"Hyung, apa kau sudah gila?"
Jeon Wonwoo tersenyum tipis dan mengusap puncak kepala adiknya yang sedang menangis itu. "Berani sekali kau mengataiku gila? Aku cukup waras untuk melakukan hal ini. Tidak usah memikirkanku. Pikirkan sekolah dan juga kakek. Sepeninggalku dari sini, kau harus menjaganya, mengerti, Jungkook-ah?"
Jeon Jungkook menggeleng sembari menyedot ingusnya, "Hyung tidak boleh pergi! Aku lebih memilih tidak sekolah daripada harus menyerahkan hyung pada orang seperti Kim Mingyu!"
Wonwoo menarik napas, "Jangan keras kepala, Jungkook. Kau satu-satunya tulang punggung keluarga. Aku tidak berguna lagi bagi kalian. Kau satu-satunya yang bisa menjaga dan merawat kakek."
"Tapi, hyung—"
"Aku akan hidup baik. Aku janji."
Wonwoo bernapas dengan berat dalam tangkupan kedua tangannya. Saat ini ia sudah berada di salah satu kamar milik pengusaha kaya bernama Kim Mingyu itu. Menjual dirinya—menggantikan semua hutang-hutang keluarganya dengan dirinya.
Setidaknya, itu adalah hal terakhir yang bisa dilakukan Wonwoo untuk kakeknya dan Jungkook. Ia tidak ingin memberatkan mereka lagi. Sudah cukup selama ini keluarga Jeon merawatnya hingga tumbuh sebesar ini. Ia tidak sanggup merenggut hak Jungkook untuk sekolah. Uang kakek seharusnya digunakan untuk biaya pendidikan adiknya itu ketimbang membiayai pengobatannya.

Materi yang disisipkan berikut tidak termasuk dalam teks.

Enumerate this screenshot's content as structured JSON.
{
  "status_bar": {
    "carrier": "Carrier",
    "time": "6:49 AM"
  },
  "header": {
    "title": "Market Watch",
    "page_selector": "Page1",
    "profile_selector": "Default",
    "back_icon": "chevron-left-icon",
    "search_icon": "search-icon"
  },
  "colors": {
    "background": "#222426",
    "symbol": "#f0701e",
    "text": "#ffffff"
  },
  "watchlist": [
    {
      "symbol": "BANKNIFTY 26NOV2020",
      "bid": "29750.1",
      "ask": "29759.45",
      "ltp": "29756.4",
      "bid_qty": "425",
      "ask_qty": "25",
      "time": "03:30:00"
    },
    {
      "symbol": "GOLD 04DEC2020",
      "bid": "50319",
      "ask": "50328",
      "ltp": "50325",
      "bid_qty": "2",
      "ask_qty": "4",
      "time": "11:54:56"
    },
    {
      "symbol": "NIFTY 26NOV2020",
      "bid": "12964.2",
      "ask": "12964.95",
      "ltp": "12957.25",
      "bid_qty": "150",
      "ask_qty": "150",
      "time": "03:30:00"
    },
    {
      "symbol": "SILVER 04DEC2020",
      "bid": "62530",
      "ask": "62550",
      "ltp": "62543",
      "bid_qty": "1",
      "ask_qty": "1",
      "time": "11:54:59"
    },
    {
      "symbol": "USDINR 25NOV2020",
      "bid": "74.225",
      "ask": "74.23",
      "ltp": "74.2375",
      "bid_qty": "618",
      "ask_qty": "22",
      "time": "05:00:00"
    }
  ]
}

Pintu kamarnya tiba-tiba terbuka.
Wonwoo mendongak untuk melihat siapa yang datang.
"Tuan Kim sebentar lagi akan kesini, jadi bersiaplah." Itu adalah orang yang membawa Wonwoo kemari. Pria blasteran Korea-Amerika itu—menurut salah satu teman Wonwoo, Lee Seokmin—adalah tangan kanan Kim Mingyu. Namanya Choi Hansol, dan ia memang tampan seperti yang dikatakan Seokmin.
"Aku haus," ujar Wonwoo jujur. "bolehkah aku meminta segelas air?"
Hansol menatapnya dalam diam selama beberapa detik sebelum mengangguk. "Baiklah."
Pemuda itu kemudian pergi dan kembali beberapa saat setelahnya dengan segelas air di tangan. Wonwoo menerimanya sambil mengucapkan terima kasih.
"Kuperingatkan sekali lagi padamu bahwa melukai Kim Mingyu akan berakibat fatal. Kalau kau sampai melakukan sesuatu yang buruk pada Tuan Kim, kau bisa saja dibunuh."
Peringatan itu sudah berulang kali didengar Wonwoo. Ia paham akan hal itu dan juga ia tidak berniat mencari masalah. Wonwoo mengangguk sebagai balasan atas pernyataan Hansol. Pemuda blasteran itu kemudian pergi meninggalkannya.
Wonwoo menatap gelas di tangannya dan menarik napas. Ia mulai memejamkan mata dan berdoa dalam hati agar Tuhan selalu melindunginya dimanapun ia berada.